Lyon : une trentaine de personnes encagoulée s’en prend aux caténaires

Posted by ardsl sur 1 mars 2012

Gare Jean-Macé

Vers 12h40, ce jeudi 1er mars, une trentaine de personnes, le visage dissimulé, a fait irruption sur les rails entre les gares de Jean-Macé et Perrache et jeté des projectiles sur les caténaires. La circulation des trains a été interrompue.

Ces personnes avaient d’abord pénétré dans le technicentre SNCF dans le 7e arrondissement de Lyon et s’étaient fait ouvrir «a priori par la force» l’accès aux voies, a précisé la préfecture.
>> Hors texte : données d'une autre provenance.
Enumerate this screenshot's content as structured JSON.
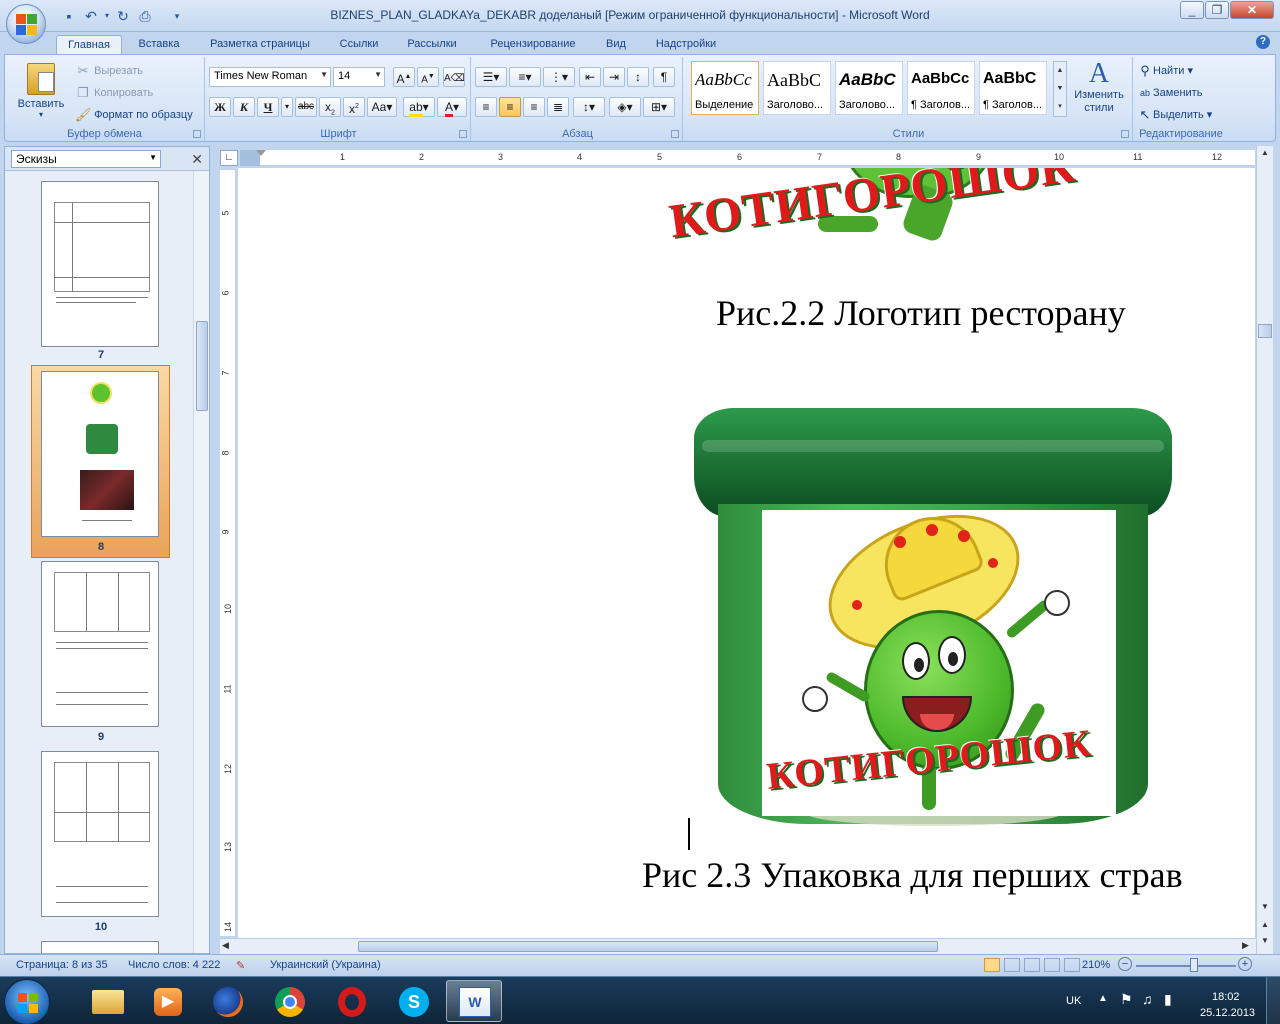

Ils étaient une trentaine, encagoulés, courant sur les voies entre les gares de Jean-Macé et de Perrache. Les protestataires ont lancé des sacs de sable sur les caténaires et brièvement déployé une banderole «Non au Lyon-Turin» durant leur action

Les trains en provenance de la gare de la Part-Dieu et en direction du sud se sont retrouvés bloqués dans l’agglomération lyonnaise. De même que ceux au départ de Perrache et en direction du nord. Des agents SNCF se sont aussitôt rendus sur place et tentaient de réparer les dégâts au plus vite.

Si vers 14h30 le trafic redémarrait peu à peu, d’importantes perturbations dans la circulation ferroviaire demeuraient.

Des forces de l’ordre ont été dépêchées sur les lieux.

Cette manifestation coup de poing a été organisée par des opposants au projet ferroviaire Lyon – Turin.

Trains supprimés

  • TER 886728/9 (Ambérieu 14h07 – Firminy 16h03).
  • TER 18531 (Part-Dieu 14h40 – Bourg-Saint-Maurice 17h43) : supprimé uniquement entre Albertville et Bourg-Saint-Maurice.
  • TER 886898/9 (Part-Dieu 15h12 – Ambérieu 15h53).
  • TER 886734/5 (Ambérieu 16h08 – Saint-Étienne 17h41) : supprimé uniquement entre Ambérieu et Lyon.
  • TER 18544 (Bourg-Saint-Maurice 18h16 – Part-Dieu 21h20) : supprimé uniquement entre Bourg-Saint-Maurice et Albertville, en raison de la réutilisation prévue de la rame du 18531.

Trains retardés

1h45 de retard pour :

  • le TER 886822/3 (Saint-Étienne 12h20 – Ambérieu 13h53).
  • le TER 18531 (Part-Dieu 14h40 – Albertville 16h40).

1h de retard pour :

  • le TER 17929 (Part-Dieu 13h40 – Chambéry 14h58).
  • le TER 17982/3 (Part-Dieu 14h08 – Annecy 15h59).
  • le TER 886826/7 (Saint-Étienne 13h20 – Ambérieu 14h53).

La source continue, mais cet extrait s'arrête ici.